Saturday, May 27, 2017

Earth and Heav'n be One

Things don’t always go right. At some point, things will most assuredly go wrong. Count on it. It is in these moments that we are most likely to cry out to God. And often, it feels that He is far away.

If you are a person who prays, then you have had the experience of wondering at times if you are merely talking to yourself. The presence of God is not obvious, and you feel as though your prayers are ascending only so far as the ceiling above you. This is not unusual. It is a test of faith. In this moment of need, you question if there is really a God who hears and cares and answers prayer. And then, we affirm that yes, based on the rock-solid promises of God found in His Word, and perhaps from personal experience as well, we believe that God, wherever He is, hears our prayer. 

David’s “Deliverance Psalm” is found in 2 Samuel 22 and again in Psalm 18. I love the early, simple sections about prayer. First, in verse 4, David says, “I call upon the Lord, who is worthy to be praised, and I am saved from my enemies.” It’s a statement of fact; not necessarily cause and effect, but a practice (prayer) and performance (God’s deliverance, at different times and using different means).

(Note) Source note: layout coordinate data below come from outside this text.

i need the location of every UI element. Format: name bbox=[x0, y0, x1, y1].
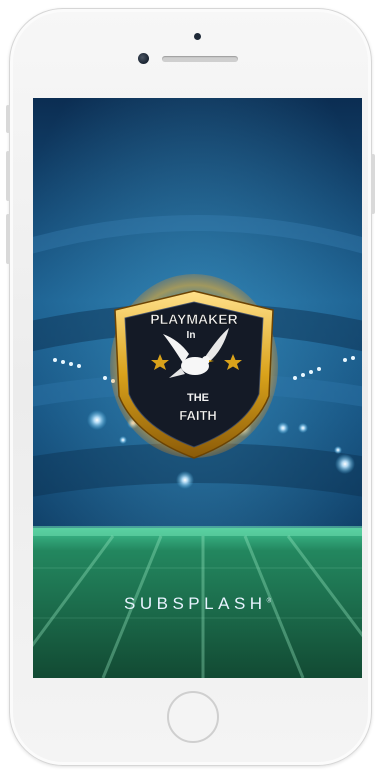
registered-mark: ® bbox=[266, 598, 271, 605]
playmaker-logo: PLAYMAKER In THE FAITH bbox=[110, 274, 278, 459]
power-button bbox=[371, 154, 375, 214]
earpiece-speaker bbox=[162, 56, 238, 62]
front-camera-icon bbox=[138, 53, 149, 64]
brand-name: SUBSPLASH bbox=[124, 594, 267, 613]
logo-line-in: In bbox=[187, 330, 196, 341]
subsplash-brand: SUBSPLASH® bbox=[33, 594, 362, 614]
splash-screen: PLAYMAKER In THE FAITH SUBSPLASH® bbox=[33, 98, 362, 678]
logo-line-the: THE bbox=[187, 392, 209, 404]
proximity-sensor bbox=[194, 33, 201, 40]
home-button[interactable] bbox=[167, 691, 219, 743]
volume-up-button bbox=[6, 151, 10, 201]
volume-down-button bbox=[6, 214, 10, 264]
logo-line-faith: FAITH bbox=[179, 408, 217, 423]
logo-line-playmaker: PLAYMAKER bbox=[150, 311, 237, 327]
mute-switch bbox=[6, 105, 10, 133]
stadium-background: PLAYMAKER In THE FAITH bbox=[33, 98, 362, 678]
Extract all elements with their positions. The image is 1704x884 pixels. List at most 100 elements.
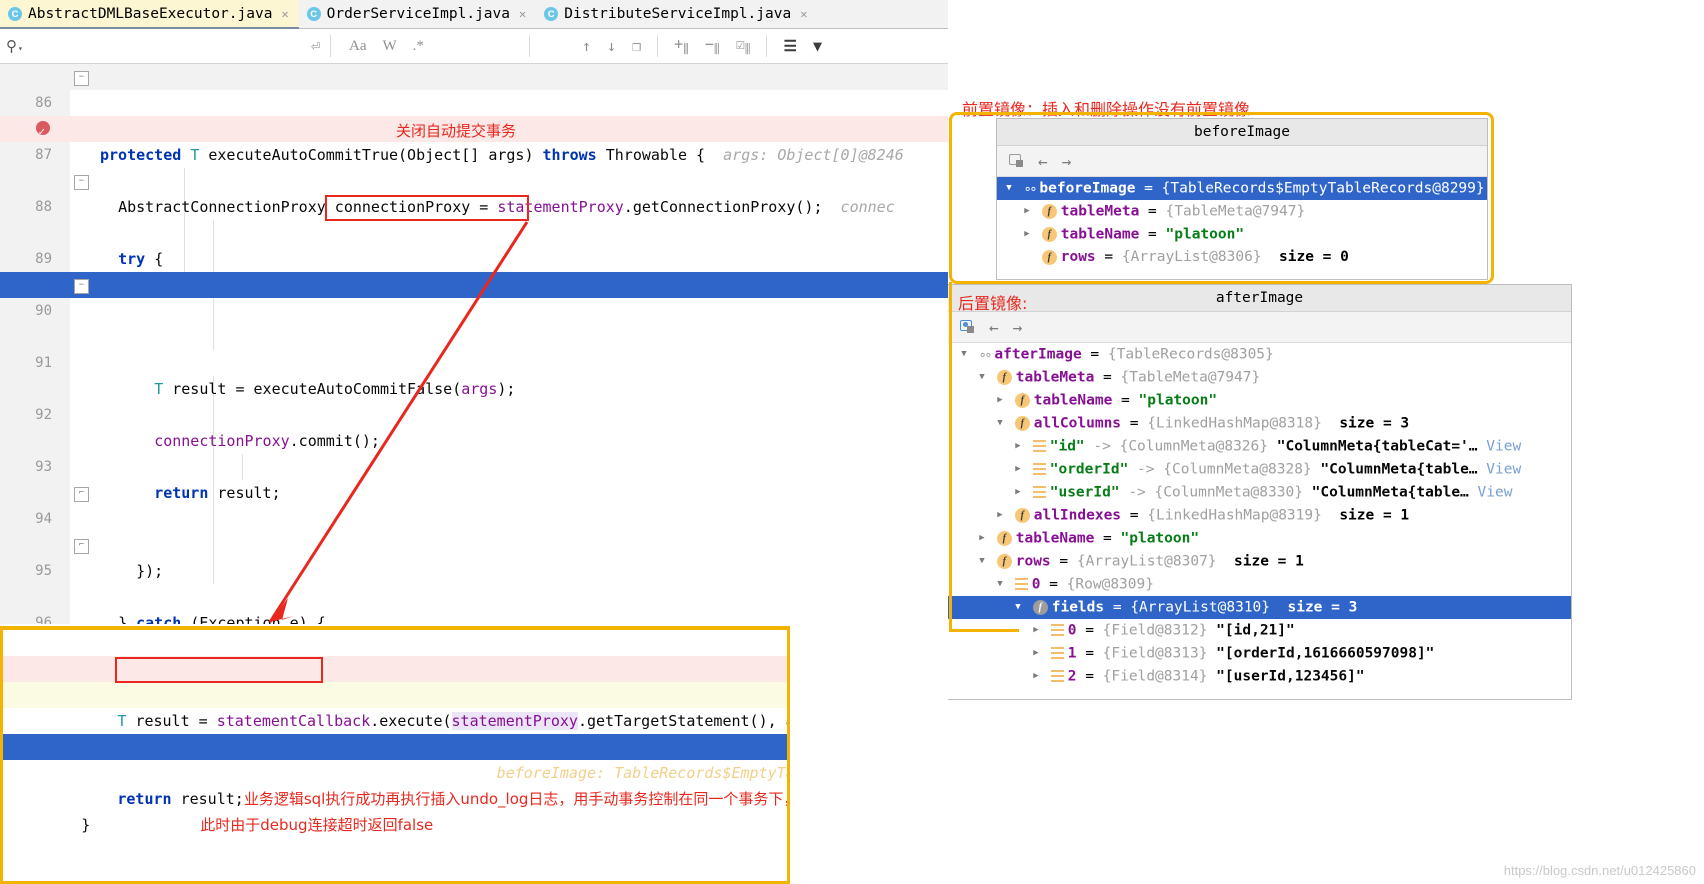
tree-row-value: {TableRecords$EmptyTableRecords@8299} <box>1161 180 1485 197</box>
expander-open-icon[interactable]: ▼ <box>994 412 1006 435</box>
tree-row[interactable]: ▼ ∘∘ beforeImage = {TableRecords$EmptyTab… <box>997 177 1487 200</box>
chevron-down-icon[interactable]: ▾ <box>18 44 23 53</box>
code-line-current[interactable]: 90 − return new LockRetryPolicy(connecti… <box>0 272 948 372</box>
expander-closed-icon[interactable]: ▶ <box>1021 200 1033 223</box>
frame-line[interactable]: } 此时由于debug连接超时返回false <box>3 786 787 834</box>
tree-row[interactable]: ▼ ∘∘ afterImage = {TableRecords@8305} <box>948 343 1571 366</box>
fold-marker[interactable]: − <box>74 175 89 190</box>
code-line[interactable]: 88 − try { <box>0 168 948 268</box>
expander-closed-icon[interactable]: ▶ <box>1030 619 1042 642</box>
tree-row[interactable]: ▶ f tableName = "platoon" <box>948 389 1571 412</box>
frame-line[interactable]: protected T executeAutoCommitFalse(Objec… <box>3 630 787 678</box>
tree-row[interactable]: ▶ 0 = {Field@8312} "[id,21]" <box>948 619 1571 642</box>
expander-open-icon[interactable]: ▼ <box>994 573 1006 596</box>
expander-closed-icon[interactable]: ▶ <box>1030 642 1042 665</box>
back-arrow-icon[interactable]: ← <box>989 318 999 337</box>
toggle-watch-icon[interactable]: ☑⫼ <box>736 35 751 57</box>
close-icon[interactable]: ✕ <box>281 7 288 21</box>
sort-values-icon[interactable]: ☰ <box>783 37 796 55</box>
fold-marker[interactable]: − <box>74 279 89 294</box>
code-line[interactable]: 96 // when exception occur in finally,th… <box>0 584 948 624</box>
code-line[interactable]: 86 − protected T executeAutoCommitTrue(O… <box>0 64 948 164</box>
tree-row[interactable]: ▶ f allIndexes = {LinkedHashMap@8319} siz… <box>948 504 1571 527</box>
expander-closed-icon[interactable]: ▶ <box>976 527 988 550</box>
forward-arrow-icon[interactable]: → <box>1013 318 1023 337</box>
tab-distribute-service-impl[interactable]: C DistributeServiceImpl.java ✕ <box>536 0 818 28</box>
step-up-icon[interactable]: ↑ <box>582 37 591 55</box>
after-image-inspector[interactable]: afterImage ← → ▼ ∘∘ afterImage = {TableRe… <box>948 284 1572 700</box>
search-field-group[interactable]: ⚲ ▾ ⏎ <box>0 29 330 63</box>
tree-row[interactable]: ▼ f rows = {ArrayList@8307} size = 1 <box>948 550 1571 573</box>
frame-line-current[interactable]: prepareUndoLog(beforeImage, afterImage);… <box>3 734 787 782</box>
expander-open-icon[interactable]: ▼ <box>1012 596 1024 619</box>
code-line[interactable]: 93 return result; <box>0 428 948 502</box>
view-link[interactable]: View <box>1486 462 1521 478</box>
code-line[interactable]: 91 T result = executeAutoCommitFalse(arg… <box>0 324 948 398</box>
tree-row[interactable]: ▶ 1 = {Field@8313} "[orderId,16166605970… <box>948 642 1571 665</box>
tree-row[interactable]: ▶ "userId" -> {ColumnMeta@8330} "ColumnM… <box>948 481 1571 504</box>
frame-line[interactable]: TableRecords afterImage = afterImage(bef… <box>3 708 787 756</box>
tree-row[interactable]: f rows = {ArrayList@8306} size = 0 <box>997 246 1487 269</box>
code-text: }); <box>136 562 164 580</box>
fold-marker[interactable]: ⌐ <box>74 487 89 502</box>
close-icon[interactable]: ✕ <box>519 7 526 21</box>
after-image-tree[interactable]: ▼ ∘∘ afterImage = {TableRecords@8305} ▼ f… <box>948 343 1571 688</box>
expander-closed-icon[interactable]: ▶ <box>1012 435 1024 458</box>
tab-order-service-impl[interactable]: C OrderServiceImpl.java ✕ <box>298 0 537 28</box>
code-line[interactable]: 92 connectionProxy.commit(); <box>0 376 948 450</box>
jump-to-source-icon[interactable] <box>1009 154 1024 168</box>
tab-abstract-dml-base-executor[interactable]: C AbstractDMLBaseExecutor.java ✕ <box>0 0 299 29</box>
back-arrow-icon[interactable]: ← <box>1038 152 1048 171</box>
tree-row[interactable]: ▼ 0 = {Row@8309} <box>948 573 1571 596</box>
code-line[interactable]: 95 ⌐ } catch (Exception e) { <box>0 532 948 624</box>
tree-row[interactable]: ▼ f tableMeta = {TableMeta@7947} <box>948 366 1571 389</box>
code-editor[interactable]: 86 − protected T executeAutoCommitTrue(O… <box>0 64 948 624</box>
jump-to-source-icon[interactable] <box>960 320 975 334</box>
glasses-icon: ∘∘ <box>978 347 993 363</box>
tree-row[interactable]: ▶ "orderId" -> {ColumnMeta@8328} "Column… <box>948 458 1571 481</box>
tree-row[interactable]: ▶ f tableName = "platoon" <box>948 527 1571 550</box>
bottom-method-panel[interactable]: protected T executeAutoCommitFalse(Objec… <box>0 626 790 884</box>
forward-arrow-icon[interactable]: → <box>1062 152 1072 171</box>
list-entry-icon <box>1032 463 1046 476</box>
view-link[interactable]: View <box>1478 485 1513 501</box>
expander-open-icon[interactable]: ▼ <box>976 366 988 389</box>
expander-open-icon[interactable]: ▼ <box>958 343 970 366</box>
add-watch-icon[interactable]: +⫼ <box>674 35 689 57</box>
expander-closed-icon[interactable]: ▶ <box>1012 481 1024 504</box>
tree-row[interactable]: ▶ f tableMeta = {TableMeta@7947} <box>997 200 1487 223</box>
fold-marker[interactable]: − <box>74 71 89 86</box>
fold-marker[interactable]: ⌐ <box>74 539 89 554</box>
regex-toggle[interactable]: .* <box>413 38 424 55</box>
match-case-toggle[interactable]: Aa <box>349 38 367 55</box>
remove-watch-icon[interactable]: −⫼ <box>705 35 720 57</box>
expander-closed-icon[interactable]: ▶ <box>1021 223 1033 246</box>
enter-return-icon[interactable]: ⏎ <box>311 37 320 55</box>
frame-line[interactable]: T result = statementCallback.execute(sta… <box>3 682 787 730</box>
open-in-window-icon[interactable]: ❐ <box>632 37 641 55</box>
expander-closed-icon[interactable]: ▶ <box>1012 458 1024 481</box>
expander-open-icon[interactable]: ▼ <box>976 550 988 573</box>
field-icon: f <box>996 370 1012 385</box>
step-down-icon[interactable]: ↓ <box>607 37 616 55</box>
tree-row-selected[interactable]: ▼ f fields = {ArrayList@8310} size = 3 <box>948 596 1571 619</box>
breakpoint-icon[interactable] <box>36 119 50 145</box>
expander-closed-icon[interactable]: ▶ <box>994 389 1006 412</box>
expander-closed-icon[interactable]: ▶ <box>994 504 1006 527</box>
tree-row[interactable]: ▶ f tableName = "platoon" <box>997 223 1487 246</box>
tree-row[interactable]: ▼ f allColumns = {LinkedHashMap@8318} siz… <box>948 412 1571 435</box>
before-image-inspector[interactable]: beforeImage ← → ▼ ∘∘ beforeImage = {Table… <box>996 118 1488 280</box>
code-line[interactable]: 89 connectionProxy.setAutoCommit(false); <box>0 220 948 294</box>
line-number: 89 <box>35 251 52 267</box>
before-image-tree[interactable]: ▼ ∘∘ beforeImage = {TableRecords$EmptyTab… <box>997 177 1487 269</box>
filter-icon[interactable]: ▼ <box>813 37 822 55</box>
code-line[interactable]: 94 ⌐ }); <box>0 480 948 580</box>
whole-words-toggle[interactable]: W <box>383 38 397 55</box>
tree-row[interactable]: ▶ "id" -> {ColumnMeta@8326} "ColumnMeta{… <box>948 435 1571 458</box>
tree-row[interactable]: ▶ 2 = {Field@8314} "[userId,123456]" <box>948 665 1571 688</box>
view-link[interactable]: View <box>1486 439 1521 455</box>
close-icon[interactable]: ✕ <box>800 7 807 21</box>
expander-closed-icon[interactable]: ▶ <box>1030 665 1042 688</box>
frame-line[interactable]: return result;业务逻辑sql执行成功再执行插入undo_log日志… <box>3 760 787 808</box>
expander-open-icon[interactable]: ▼ <box>1003 177 1015 200</box>
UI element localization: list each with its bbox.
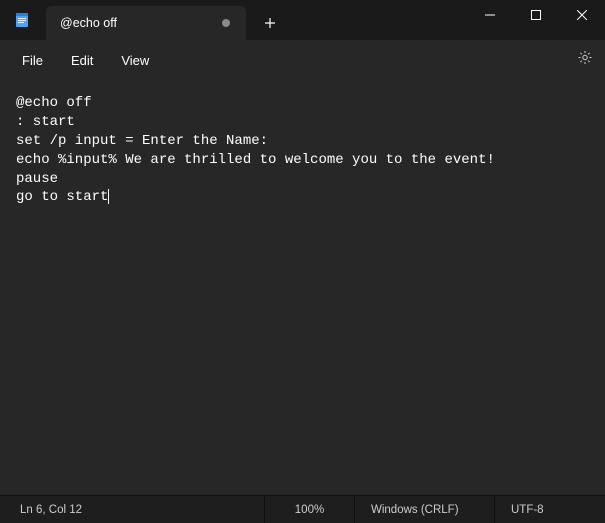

It is a statement of confidence.

But then David goes on in vv. 5,6 to describe vividly the trouble he is facing - waves and torrents; cords and snares, threatening death. He comes back to prayer in verse 7, saying, “In my distress, I called upon the Lord. To my God I called.” The last half of verse 7 is golden: “From His temple He heard my voice; my cry came to His ears.” Yes, your cry makes it all the way from the deepest, darkest corner and flies the distance through the gates of heaven into His holy temple and enters His ear. Prayer conquers the distance.

The Lord’s Prayer admits to the problem of distance: “Thy will be done on earth, as it is in heaven.” In heaven, everything works. Glory, justice, joy … Not so here on earth. And yet, we want God to institute His will here on earth, so far from heaven, and we try to practice His will ourselves, often unsuccessfully.

The old hymn “This Is My Father’s World” reminds us that “though the wrong be oft so strong, God is the ruler yet,” and “Jesus who died will be satisfied, and earth and heaven be one.” One day the gulf between heaven and earth will be collapsed. One day, we will talk to Jesus face to face. Today, we pray, by faith. And we will continue to do so, though many may think we are only talking to ourselves.